From 12b76f35bfcdde7f23f47109b8fbfad219427e52 Mon Sep 17 00:00:00 2001
From: Martin Steinegger <themartinsteinegger@gmail.com>
Date: Fri, 10 Jan 2025 22:17:46 +0900
Subject: [PATCH] Update README.md

---
 README.md | 10 ++++++++++
 1 file changed, 10 insertions(+)

diff --git a/README.md b/README.md
index 66106aac..6d62d831 100644
--- a/README.md
+++ b/README.md
@@ -31,6 +31,7 @@ Foldseek enables fast and sensitive comparisons of large protein structure sets,
     - [Databases](#databases)
       - [Create custom databases and indexes](#create-custom-databases-and-indexes)
       - [Create custom database from protein sequence (FASTA)](#create-custom-database-from-protein-sequence-fasta)
+      - [Pad database for fast GPU search](#pad-database-for-fast-gpu-search)
     - [Cluster](#cluster)
       - [Output Cluster](#output-cluster)
         - [Tab-separated cluster](#tab-separated-cluster)
@@ -204,6 +205,15 @@ foldseek createdb db.fasta db --prostt5-model weights --gpu 1
 - Use the `CUDA_VISIBLE_DEVICES` variable to select the GPU device(s).
   - `CUDA_VISIBLE_DEVICES=0` to use GPU 0.

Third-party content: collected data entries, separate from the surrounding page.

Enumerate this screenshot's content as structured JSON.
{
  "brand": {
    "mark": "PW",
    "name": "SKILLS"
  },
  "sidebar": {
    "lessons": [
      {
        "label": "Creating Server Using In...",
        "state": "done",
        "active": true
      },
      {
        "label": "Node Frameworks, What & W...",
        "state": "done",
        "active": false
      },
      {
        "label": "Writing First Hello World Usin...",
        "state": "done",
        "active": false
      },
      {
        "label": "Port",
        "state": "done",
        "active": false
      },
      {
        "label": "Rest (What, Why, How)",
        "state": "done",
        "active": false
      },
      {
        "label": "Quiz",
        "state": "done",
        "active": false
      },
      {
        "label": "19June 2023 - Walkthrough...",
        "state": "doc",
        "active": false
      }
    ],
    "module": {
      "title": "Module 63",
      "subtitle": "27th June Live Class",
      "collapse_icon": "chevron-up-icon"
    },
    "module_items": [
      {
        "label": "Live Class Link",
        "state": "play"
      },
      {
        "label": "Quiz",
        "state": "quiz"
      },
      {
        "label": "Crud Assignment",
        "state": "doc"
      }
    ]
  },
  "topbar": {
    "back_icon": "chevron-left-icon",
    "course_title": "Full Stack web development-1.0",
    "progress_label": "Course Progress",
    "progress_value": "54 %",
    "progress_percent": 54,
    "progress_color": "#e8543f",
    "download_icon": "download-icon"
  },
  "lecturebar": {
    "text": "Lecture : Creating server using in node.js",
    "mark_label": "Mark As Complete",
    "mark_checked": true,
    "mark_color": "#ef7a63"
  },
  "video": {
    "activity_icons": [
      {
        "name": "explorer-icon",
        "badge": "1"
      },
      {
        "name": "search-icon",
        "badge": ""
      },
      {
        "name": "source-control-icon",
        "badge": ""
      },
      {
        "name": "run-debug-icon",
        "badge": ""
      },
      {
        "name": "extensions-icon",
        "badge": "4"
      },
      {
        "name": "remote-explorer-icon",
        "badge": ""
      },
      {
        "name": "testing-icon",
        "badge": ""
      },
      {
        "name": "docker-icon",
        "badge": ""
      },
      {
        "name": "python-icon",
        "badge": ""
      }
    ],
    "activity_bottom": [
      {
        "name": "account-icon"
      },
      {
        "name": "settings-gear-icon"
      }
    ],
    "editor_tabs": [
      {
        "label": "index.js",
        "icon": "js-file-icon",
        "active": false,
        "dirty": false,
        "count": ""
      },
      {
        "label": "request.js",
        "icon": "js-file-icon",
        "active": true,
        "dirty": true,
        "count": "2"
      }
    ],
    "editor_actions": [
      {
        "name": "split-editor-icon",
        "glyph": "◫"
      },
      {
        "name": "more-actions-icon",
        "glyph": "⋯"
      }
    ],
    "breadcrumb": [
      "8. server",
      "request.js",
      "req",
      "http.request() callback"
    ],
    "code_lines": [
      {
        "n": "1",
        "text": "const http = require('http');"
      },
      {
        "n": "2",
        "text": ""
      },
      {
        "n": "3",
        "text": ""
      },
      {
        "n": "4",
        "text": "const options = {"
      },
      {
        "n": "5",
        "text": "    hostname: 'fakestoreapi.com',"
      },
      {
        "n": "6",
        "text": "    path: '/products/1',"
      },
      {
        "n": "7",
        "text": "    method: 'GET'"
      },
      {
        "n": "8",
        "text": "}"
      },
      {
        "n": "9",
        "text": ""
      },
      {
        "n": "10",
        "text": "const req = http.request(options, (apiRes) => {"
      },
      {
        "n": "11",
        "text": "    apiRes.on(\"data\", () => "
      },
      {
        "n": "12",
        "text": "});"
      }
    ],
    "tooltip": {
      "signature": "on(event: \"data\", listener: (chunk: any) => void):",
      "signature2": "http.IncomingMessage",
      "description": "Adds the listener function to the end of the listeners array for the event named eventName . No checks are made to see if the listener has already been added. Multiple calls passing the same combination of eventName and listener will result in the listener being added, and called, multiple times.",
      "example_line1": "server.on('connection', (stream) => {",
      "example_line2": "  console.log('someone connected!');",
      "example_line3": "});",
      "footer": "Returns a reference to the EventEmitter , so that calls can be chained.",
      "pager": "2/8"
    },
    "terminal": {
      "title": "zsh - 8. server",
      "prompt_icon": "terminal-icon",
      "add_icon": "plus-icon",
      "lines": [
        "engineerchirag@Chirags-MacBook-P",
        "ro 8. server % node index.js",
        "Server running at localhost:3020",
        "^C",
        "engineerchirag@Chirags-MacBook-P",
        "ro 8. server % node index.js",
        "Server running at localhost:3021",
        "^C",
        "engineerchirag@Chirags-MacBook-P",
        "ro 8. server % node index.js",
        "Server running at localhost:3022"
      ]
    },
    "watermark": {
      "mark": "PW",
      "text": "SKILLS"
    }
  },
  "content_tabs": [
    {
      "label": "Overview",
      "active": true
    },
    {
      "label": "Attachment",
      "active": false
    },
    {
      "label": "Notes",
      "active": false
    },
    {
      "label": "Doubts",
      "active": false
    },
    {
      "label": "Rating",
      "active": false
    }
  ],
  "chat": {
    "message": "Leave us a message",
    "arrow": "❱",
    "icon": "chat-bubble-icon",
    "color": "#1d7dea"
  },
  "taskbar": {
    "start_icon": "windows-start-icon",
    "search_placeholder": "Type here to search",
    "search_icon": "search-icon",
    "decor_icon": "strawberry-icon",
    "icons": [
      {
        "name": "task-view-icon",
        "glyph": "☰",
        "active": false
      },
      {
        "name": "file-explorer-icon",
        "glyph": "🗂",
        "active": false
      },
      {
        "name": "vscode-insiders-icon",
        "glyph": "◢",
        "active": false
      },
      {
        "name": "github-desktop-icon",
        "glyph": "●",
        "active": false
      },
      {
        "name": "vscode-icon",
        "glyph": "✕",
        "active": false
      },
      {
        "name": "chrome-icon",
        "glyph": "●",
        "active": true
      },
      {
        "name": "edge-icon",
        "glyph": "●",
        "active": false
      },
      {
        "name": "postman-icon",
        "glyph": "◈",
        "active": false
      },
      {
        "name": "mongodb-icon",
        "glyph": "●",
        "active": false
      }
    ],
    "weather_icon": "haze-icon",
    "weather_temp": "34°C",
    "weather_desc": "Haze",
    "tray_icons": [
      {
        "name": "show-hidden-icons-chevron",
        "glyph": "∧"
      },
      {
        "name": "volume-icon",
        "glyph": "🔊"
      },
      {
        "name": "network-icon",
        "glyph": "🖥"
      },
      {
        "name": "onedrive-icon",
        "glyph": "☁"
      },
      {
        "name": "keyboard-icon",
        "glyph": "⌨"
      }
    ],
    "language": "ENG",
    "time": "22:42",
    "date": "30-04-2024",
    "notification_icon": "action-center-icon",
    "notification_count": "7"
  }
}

   - `CUDA_VISIBLE_DEVICES=0,1` to use GPUs 0 and 1.
+ 
+#### Pad database for fast GPU search
+GPU searches require the database to be reformatted, with padding added to each sequence using the `makepaddedseqdb` command. The padded database can be used for both CPU and GPU searches.
+```
+# Prepare the database for GPU search
+foldseek makepaddedseqdb db db_pad
+# Perform GPU search
+foldseek search db db_pad result_dir --gpu 1
+```
 
 ### Cluster
 The `easy-cluster` algorithm is designed for structural clustering by assigning structures to a representative protein structure using structural alignment. It accepts input in either as protein structures as PDB/mmCIF or protein sequences as [fasta](#create-custom-database-from-protein-sequence-fasta) format, with support for both flat and gzipped files. By default, easy-cluster generates three output files with the following prefixes: (1) `_clu.tsv`, (2) `_repseq.fasta`, and (3) `_allseq.fasta`. The first file (1) is a [tab-separated](#tab-separated-cluster) file describing the mapping from representative to member, while the second file (2) contains only [representative sequences](#representative-fasta), and the third file (3) includes all [cluster member sequences](#all-member-fasta).